Scientist: Keep Mars Pristine

The two Viking landers that went to Mars in the 1970s were heat-sterilized to prevent contaminating the red planet with any Earth microbes. Since then, procedures have been relaxed because of the presumably inhospitable conditions on Mars.

But in a policy forum article in the journal Science this week, Christopher McKay of NASA's Ames Research Center argues for tougher restrictions.

If life is ever found to exist on Mars, one question will then be if it is related to life on Earth (one theory holds that life might have been transported from Mars to Earth, or vice-versa, in a meteor) or if it is the result of a second genesis.

"Contamination by even one Earth bacterium may be a serious issue of environmental ethics," McKay contends.

Therefore any future exploration to other planets should be "biologically reversible," so that any microbes that have hitchhiked from Earth can be removed, he writes. Any hitchhiking organisms exposed to the martian environment are killed in minutes by natural solar radiation, McKay points out (Mars does not have a thick atmosphere or a magnetic field to offer the protection enjoyed by life on Earth). But microbes protected from the sun could survive, in theory, for long periods in a dormant state.

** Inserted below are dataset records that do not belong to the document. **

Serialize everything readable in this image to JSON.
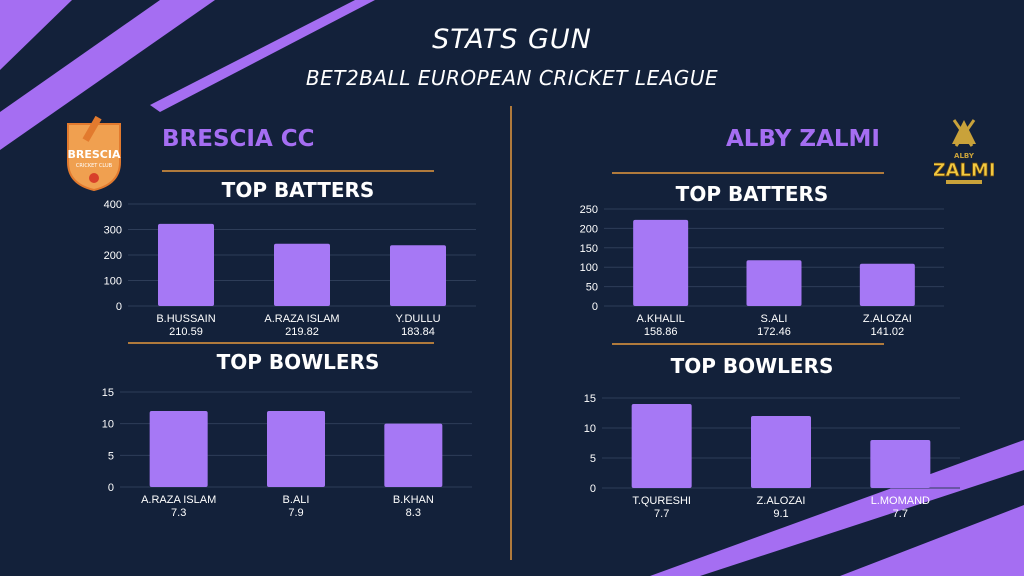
{
  "header": {
    "title": "STATS GUN",
    "subtitle": "BET2BALL EUROPEAN CRICKET LEAGUE"
  },
  "colors": {
    "background": "#13213a",
    "accent_purple": "#a56ef2",
    "bar": "#a678f5",
    "gold": "#b07a3c"
  },
  "teams": [
    {
      "name": "BRESCIA CC",
      "logo_text": "BRESCIA CRICKET CLUB",
      "logo_icon": "brescia-cricket-club-crest"
    },
    {
      "name": "ALBY ZALMI",
      "logo_text": "ALBY ZALMI",
      "logo_icon": "alby-zalmi-crest"
    }
  ],
  "chart_data": [
    {
      "type": "bar",
      "team": "BRESCIA CC",
      "title": "TOP BATTERS",
      "categories": [
        "B.HUSSAIN",
        "A.RAZA ISLAM",
        "Y.DULLU"
      ],
      "sublabels": [
        "210.59",
        "219.82",
        "183.84"
      ],
      "values": [
        322,
        244,
        238
      ],
      "ylim": [
        0,
        400
      ],
      "yticks": [
        0,
        100,
        200,
        300,
        400
      ],
      "grid": true,
      "legend": "none"
    },
    {
      "type": "bar",
      "team": "BRESCIA CC",
      "title": "TOP BOWLERS",
      "categories": [
        "A.RAZA ISLAM",
        "B.ALI",
        "B.KHAN"
      ],
      "sublabels": [
        "7.3",
        "7.9",
        "8.3"
      ],
      "values": [
        12,
        12,
        10
      ],
      "ylim": [
        0,
        15
      ],
      "yticks": [
        0,
        5,
        10,
        15
      ],
      "grid": true,
      "legend": "none"
    },
    {
      "type": "bar",
      "team": "ALBY ZALMI",
      "title": "TOP BATTERS",
      "categories": [
        "A.KHALIL",
        "S.ALI",
        "Z.ALOZAI"
      ],
      "sublabels": [
        "158.86",
        "172.46",
        "141.02"
      ],
      "values": [
        222,
        118,
        109
      ],
      "ylim": [
        0,
        250
      ],
      "yticks": [
        0,
        50,
        100,
        150,
        200,
        250
      ],
      "grid": true,
      "legend": "none"
    },
    {
      "type": "bar",
      "team": "ALBY ZALMI",
      "title": "TOP BOWLERS",
      "categories": [
        "T.QURESHI",
        "Z.ALOZAI",
        "L.MOMAND"
      ],
      "sublabels": [
        "7.7",
        "9.1",
        "7.7"
      ],
      "values": [
        14,
        12,
        8
      ],
      "ylim": [
        0,
        15
      ],
      "yticks": [
        0,
        5,
        10,
        15
      ],
      "grid": true,
      "legend": "none"
    }
  ]
}
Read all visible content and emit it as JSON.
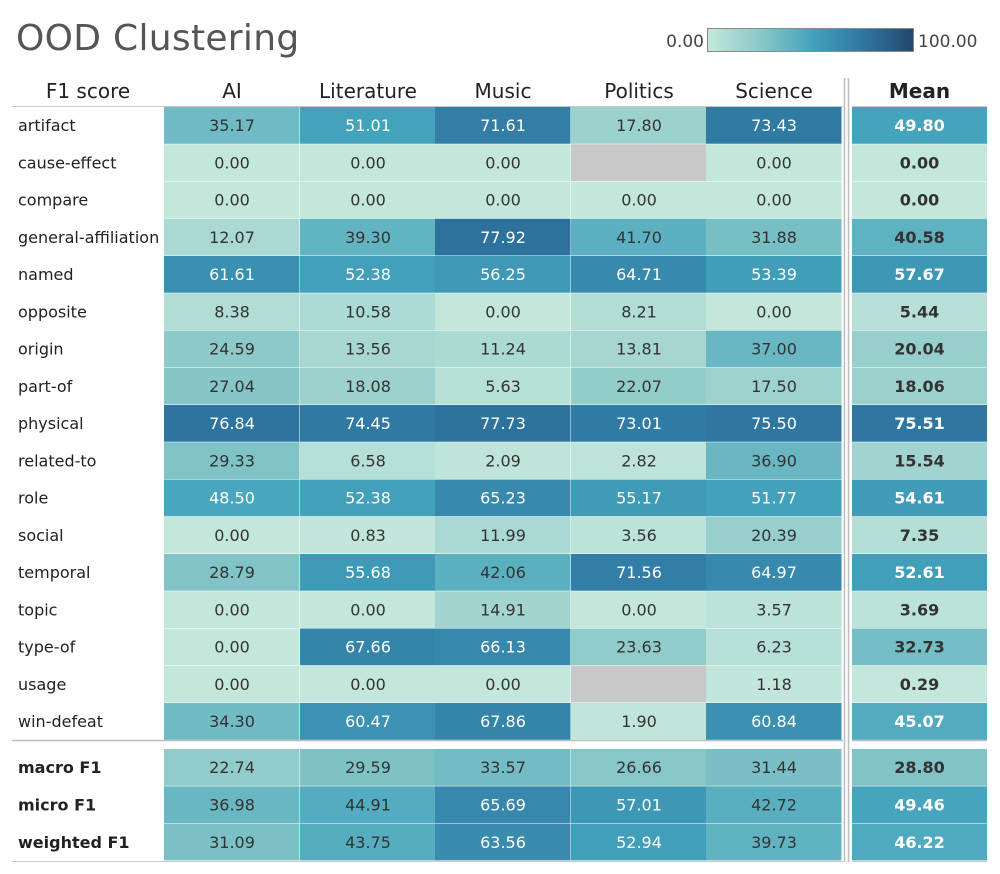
{
  "chart_data": {
    "type": "heatmap",
    "title": "OOD Clustering",
    "corner_label": "F1 score",
    "columns": [
      "AI",
      "Literature",
      "Music",
      "Politics",
      "Science"
    ],
    "mean_label": "Mean",
    "color_scale": {
      "min": 0,
      "max": 100,
      "min_label": "0.00",
      "max_label": "100.00",
      "colors": [
        "#c4e7dc",
        "#8cc9c8",
        "#44a4bd",
        "#2f78a2",
        "#22486f"
      ],
      "missing_color": "#c8c8c8"
    },
    "rows": [
      {
        "label": "artifact",
        "values": [
          35.17,
          51.01,
          71.61,
          17.8,
          73.43
        ],
        "mean": 49.8
      },
      {
        "label": "cause-effect",
        "values": [
          0.0,
          0.0,
          0.0,
          null,
          0.0
        ],
        "mean": 0.0
      },
      {
        "label": "compare",
        "values": [
          0.0,
          0.0,
          0.0,
          0.0,
          0.0
        ],
        "mean": 0.0
      },
      {
        "label": "general-affiliation",
        "values": [
          12.07,
          39.3,
          77.92,
          41.7,
          31.88
        ],
        "mean": 40.58
      },
      {
        "label": "named",
        "values": [
          61.61,
          52.38,
          56.25,
          64.71,
          53.39
        ],
        "mean": 57.67
      },
      {
        "label": "opposite",
        "values": [
          8.38,
          10.58,
          0.0,
          8.21,
          0.0
        ],
        "mean": 5.44
      },
      {
        "label": "origin",
        "values": [
          24.59,
          13.56,
          11.24,
          13.81,
          37.0
        ],
        "mean": 20.04
      },
      {
        "label": "part-of",
        "values": [
          27.04,
          18.08,
          5.63,
          22.07,
          17.5
        ],
        "mean": 18.06
      },
      {
        "label": "physical",
        "values": [
          76.84,
          74.45,
          77.73,
          73.01,
          75.5
        ],
        "mean": 75.51
      },
      {
        "label": "related-to",
        "values": [
          29.33,
          6.58,
          2.09,
          2.82,
          36.9
        ],
        "mean": 15.54
      },
      {
        "label": "role",
        "values": [
          48.5,
          52.38,
          65.23,
          55.17,
          51.77
        ],
        "mean": 54.61
      },
      {
        "label": "social",
        "values": [
          0.0,
          0.83,
          11.99,
          3.56,
          20.39
        ],
        "mean": 7.35
      },
      {
        "label": "temporal",
        "values": [
          28.79,
          55.68,
          42.06,
          71.56,
          64.97
        ],
        "mean": 52.61
      },
      {
        "label": "topic",
        "values": [
          0.0,
          0.0,
          14.91,
          0.0,
          3.57
        ],
        "mean": 3.69
      },
      {
        "label": "type-of",
        "values": [
          0.0,
          67.66,
          66.13,
          23.63,
          6.23
        ],
        "mean": 32.73
      },
      {
        "label": "usage",
        "values": [
          0.0,
          0.0,
          0.0,
          null,
          1.18
        ],
        "mean": 0.29
      },
      {
        "label": "win-defeat",
        "values": [
          34.3,
          60.47,
          67.86,
          1.9,
          60.84
        ],
        "mean": 45.07
      }
    ],
    "summary_rows": [
      {
        "label": "macro F1",
        "values": [
          22.74,
          29.59,
          33.57,
          26.66,
          31.44
        ],
        "mean": 28.8
      },
      {
        "label": "micro F1",
        "values": [
          36.98,
          44.91,
          65.69,
          57.01,
          42.72
        ],
        "mean": 49.46
      },
      {
        "label": "weighted F1",
        "values": [
          31.09,
          43.75,
          63.56,
          52.94,
          39.73
        ],
        "mean": 46.22
      }
    ]
  }
}
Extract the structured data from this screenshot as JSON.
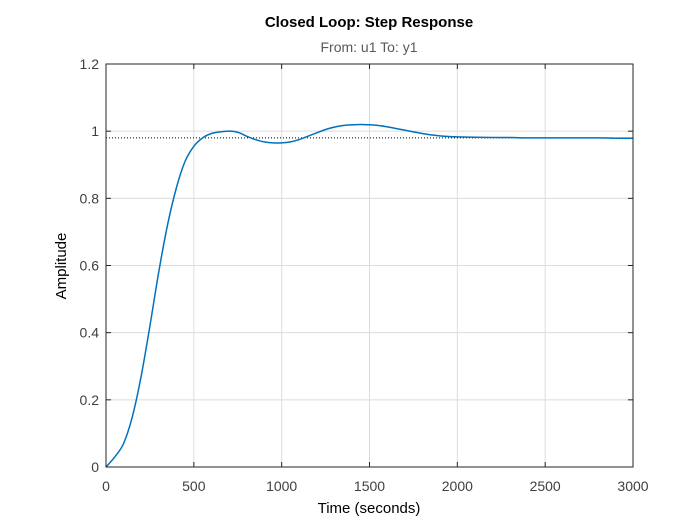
{
  "chart_data": {
    "type": "line",
    "title": "Closed Loop: Step Response",
    "subtitle": "From: u1  To: y1",
    "xlabel": "Time (seconds)",
    "ylabel": "Amplitude",
    "xlim": [
      0,
      3000
    ],
    "ylim": [
      0,
      1.2
    ],
    "xticks": [
      0,
      500,
      1000,
      1500,
      2000,
      2500,
      3000
    ],
    "xtick_labels": [
      "0",
      "500",
      "1000",
      "1500",
      "2000",
      "2500",
      "3000"
    ],
    "yticks": [
      0,
      0.2,
      0.4,
      0.6,
      0.8,
      1,
      1.2
    ],
    "ytick_labels": [
      "0",
      "0.2",
      "0.4",
      "0.6",
      "0.8",
      "1",
      "1.2"
    ],
    "grid": true,
    "steady_state_value": 0.98,
    "series_color": "#0072bd",
    "series": [
      {
        "x": [
          0,
          50,
          100,
          150,
          200,
          250,
          300,
          350,
          400,
          450,
          500,
          550,
          600,
          650,
          700,
          730,
          760,
          800,
          850,
          900,
          950,
          1000,
          1050,
          1100,
          1150,
          1200,
          1250,
          1300,
          1350,
          1400,
          1450,
          1500,
          1550,
          1600,
          1650,
          1700,
          1750,
          1800,
          1850,
          1900,
          1950,
          2000,
          2100,
          2200,
          2300,
          2400,
          2500,
          2600,
          2700,
          2800,
          2900,
          3000
        ],
        "y": [
          0,
          0.03,
          0.07,
          0.15,
          0.27,
          0.42,
          0.58,
          0.72,
          0.83,
          0.91,
          0.955,
          0.98,
          0.993,
          0.998,
          1.0,
          0.999,
          0.995,
          0.985,
          0.975,
          0.968,
          0.965,
          0.965,
          0.968,
          0.975,
          0.985,
          0.995,
          1.005,
          1.012,
          1.017,
          1.019,
          1.02,
          1.019,
          1.017,
          1.013,
          1.008,
          1.003,
          0.998,
          0.993,
          0.989,
          0.986,
          0.984,
          0.983,
          0.982,
          0.981,
          0.981,
          0.98,
          0.98,
          0.98,
          0.98,
          0.98,
          0.979,
          0.979
        ]
      }
    ]
  }
}
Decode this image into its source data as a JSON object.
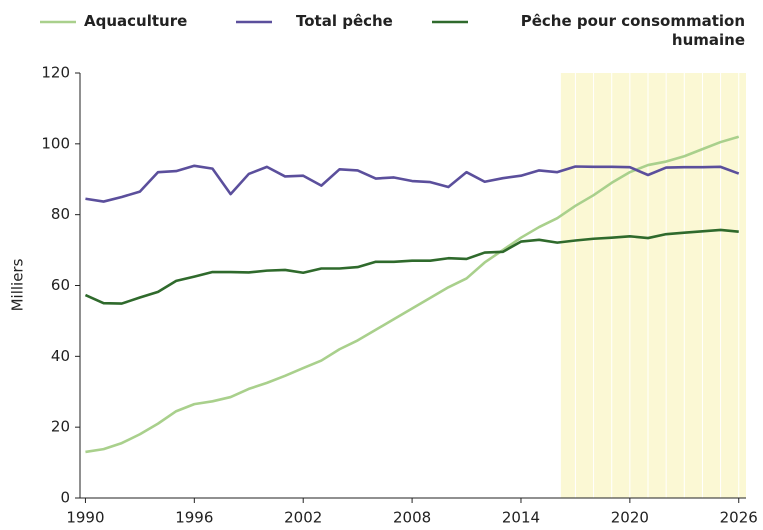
{
  "chart_data": {
    "type": "line",
    "y_label": "Milliers",
    "x": [
      1990,
      1991,
      1992,
      1993,
      1994,
      1995,
      1996,
      1997,
      1998,
      1999,
      2000,
      2001,
      2002,
      2003,
      2004,
      2005,
      2006,
      2007,
      2008,
      2009,
      2010,
      2011,
      2012,
      2013,
      2014,
      2015,
      2016,
      2017,
      2018,
      2019,
      2020,
      2021,
      2022,
      2023,
      2024,
      2025,
      2026
    ],
    "series": [
      {
        "name": "Aquaculture",
        "color": "#a9d08c",
        "values": [
          13,
          13.8,
          15.5,
          18,
          21,
          24.5,
          26.5,
          27.3,
          28.5,
          30.8,
          32.5,
          34.5,
          36.7,
          38.8,
          42,
          44.5,
          47.5,
          50.5,
          53.5,
          56.5,
          59.5,
          62,
          66.5,
          70,
          73.5,
          76.5,
          79,
          82.5,
          85.5,
          89,
          92,
          94,
          95,
          96.5,
          98.5,
          100.5,
          102
        ]
      },
      {
        "name": "Total pêche",
        "color": "#5b4f9c",
        "values": [
          84.5,
          83.7,
          85,
          86.5,
          92,
          92.3,
          93.8,
          93,
          85.8,
          91.5,
          93.5,
          90.8,
          91,
          88.2,
          92.8,
          92.5,
          90.2,
          90.5,
          89.5,
          89.2,
          87.8,
          92,
          89.3,
          90.3,
          91,
          92.5,
          92,
          93.6,
          93.5,
          93.5,
          93.4,
          91.2,
          93.3,
          93.4,
          93.4,
          93.5,
          91.6
        ]
      },
      {
        "name": "Pêche pour consommation humaine",
        "color": "#2f6a2c",
        "values": [
          57.3,
          55,
          54.9,
          56.6,
          58.2,
          61.3,
          62.5,
          63.8,
          63.8,
          63.7,
          64.2,
          64.4,
          63.6,
          64.8,
          64.8,
          65.2,
          66.7,
          66.7,
          67,
          67,
          67.7,
          67.5,
          69.3,
          69.5,
          72.4,
          72.9,
          72.1,
          72.7,
          73.2,
          73.5,
          73.9,
          73.4,
          74.5,
          74.9,
          75.3,
          75.7,
          75.2
        ]
      }
    ],
    "xlim": [
      1989.7,
      2026.4
    ],
    "xticks": [
      1990,
      1996,
      2002,
      2008,
      2014,
      2020,
      2026
    ],
    "ylim": [
      0,
      120
    ],
    "yticks": [
      0,
      20,
      40,
      60,
      80,
      100,
      120
    ],
    "shaded_range": [
      2016.2,
      2026.4
    ],
    "shade_color": "#fbf8d4"
  }
}
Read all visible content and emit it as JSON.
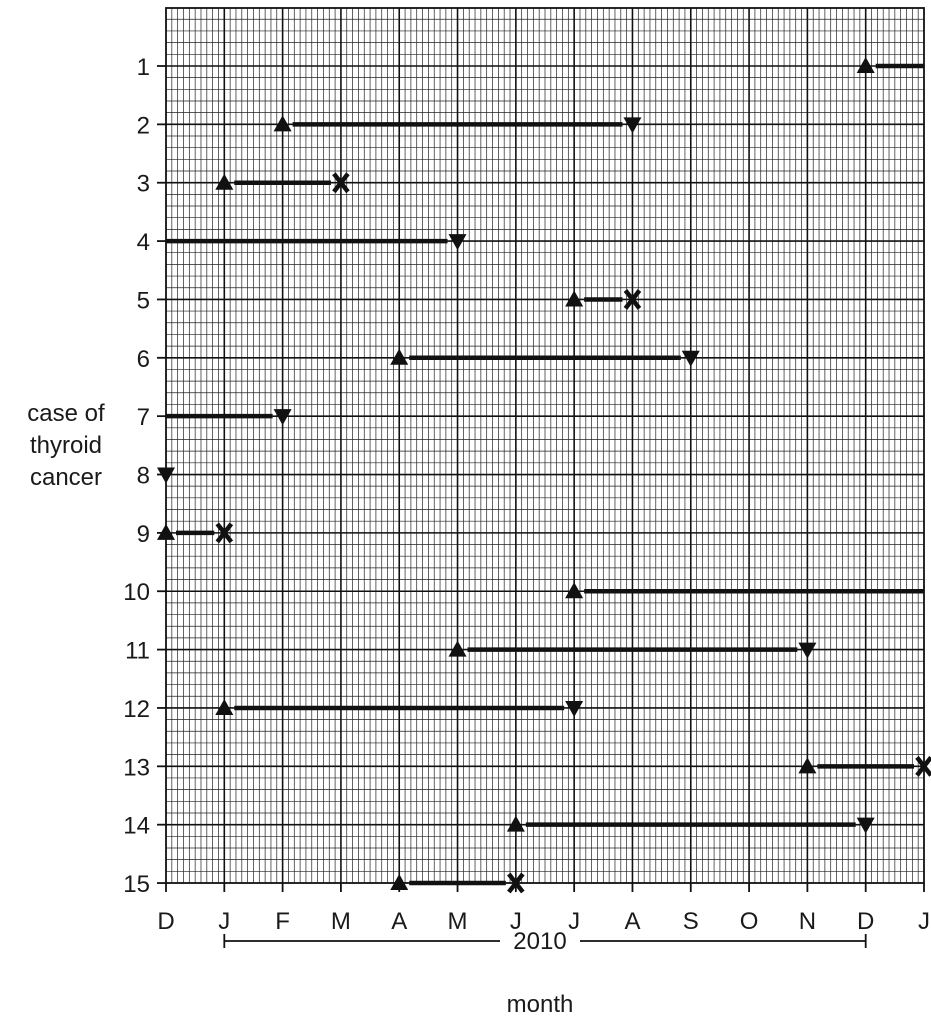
{
  "chart_data": {
    "type": "timeline",
    "title": "",
    "xlabel": "month",
    "ylabel": [
      "case of",
      "thyroid",
      "cancer"
    ],
    "year_label": "2010",
    "x_tick_labels": [
      "D",
      "J",
      "F",
      "M",
      "A",
      "M",
      "J",
      "J",
      "A",
      "S",
      "O",
      "N",
      "D",
      "J"
    ],
    "y_tick_labels": [
      "1",
      "2",
      "3",
      "4",
      "5",
      "6",
      "7",
      "8",
      "9",
      "10",
      "11",
      "12",
      "13",
      "14",
      "15"
    ],
    "xlim": [
      0,
      13
    ],
    "grid": true,
    "marker_meaning": {
      "up-triangle": "start",
      "down-triangle": "end",
      "x": "end"
    },
    "cases": [
      {
        "case": 1,
        "start": 12,
        "end": 13,
        "start_marker": "up-triangle",
        "end_marker": "none"
      },
      {
        "case": 2,
        "start": 2,
        "end": 8,
        "start_marker": "up-triangle",
        "end_marker": "down-triangle"
      },
      {
        "case": 3,
        "start": 1,
        "end": 3,
        "start_marker": "up-triangle",
        "end_marker": "x"
      },
      {
        "case": 4,
        "start": 0,
        "end": 5,
        "start_marker": "none",
        "end_marker": "down-triangle"
      },
      {
        "case": 5,
        "start": 7,
        "end": 8,
        "start_marker": "up-triangle",
        "end_marker": "x"
      },
      {
        "case": 6,
        "start": 4,
        "end": 9,
        "start_marker": "up-triangle",
        "end_marker": "down-triangle"
      },
      {
        "case": 7,
        "start": 0,
        "end": 2,
        "start_marker": "none",
        "end_marker": "down-triangle"
      },
      {
        "case": 8,
        "start": 0,
        "end": 0,
        "start_marker": "none",
        "end_marker": "down-triangle"
      },
      {
        "case": 9,
        "start": 0,
        "end": 1,
        "start_marker": "up-triangle",
        "end_marker": "x"
      },
      {
        "case": 10,
        "start": 7,
        "end": 13,
        "start_marker": "up-triangle",
        "end_marker": "none"
      },
      {
        "case": 11,
        "start": 5,
        "end": 11,
        "start_marker": "up-triangle",
        "end_marker": "down-triangle"
      },
      {
        "case": 12,
        "start": 1,
        "end": 7,
        "start_marker": "up-triangle",
        "end_marker": "down-triangle"
      },
      {
        "case": 13,
        "start": 11,
        "end": 13,
        "start_marker": "up-triangle",
        "end_marker": "x"
      },
      {
        "case": 14,
        "start": 6,
        "end": 12,
        "start_marker": "up-triangle",
        "end_marker": "down-triangle"
      },
      {
        "case": 15,
        "start": 4,
        "end": 6,
        "start_marker": "up-triangle",
        "end_marker": "x"
      }
    ]
  }
}
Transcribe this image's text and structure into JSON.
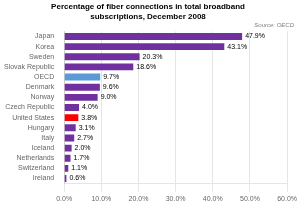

For probes that have already landed on Mars, retroactive sterilization means recovering the spacecraft parts and exposing any contaminated dirt to the sterilizing effects of ultraviolet sunlight.

But if future robotic or human explorers drill into a subsurface aquifer or establish bases inside caves on Mars, then any components that go underground should be rigorously sterilized, McKay writes.

This year, the international Committee on Space Research (COSPAR) and other organizations will be convening a meeting to discuss the ethical implications of exploring Mars. COSPAR's current planetary protection policy involves not contaminating other worlds in a way that would jeopardize the conduct of future scientific investigations, and it includes the notion of regions on Mars that would require special protection from biocontamination.

McKay proposes that COSPAR adopt a policy of biologically reversible exploration at their upcoming meeting.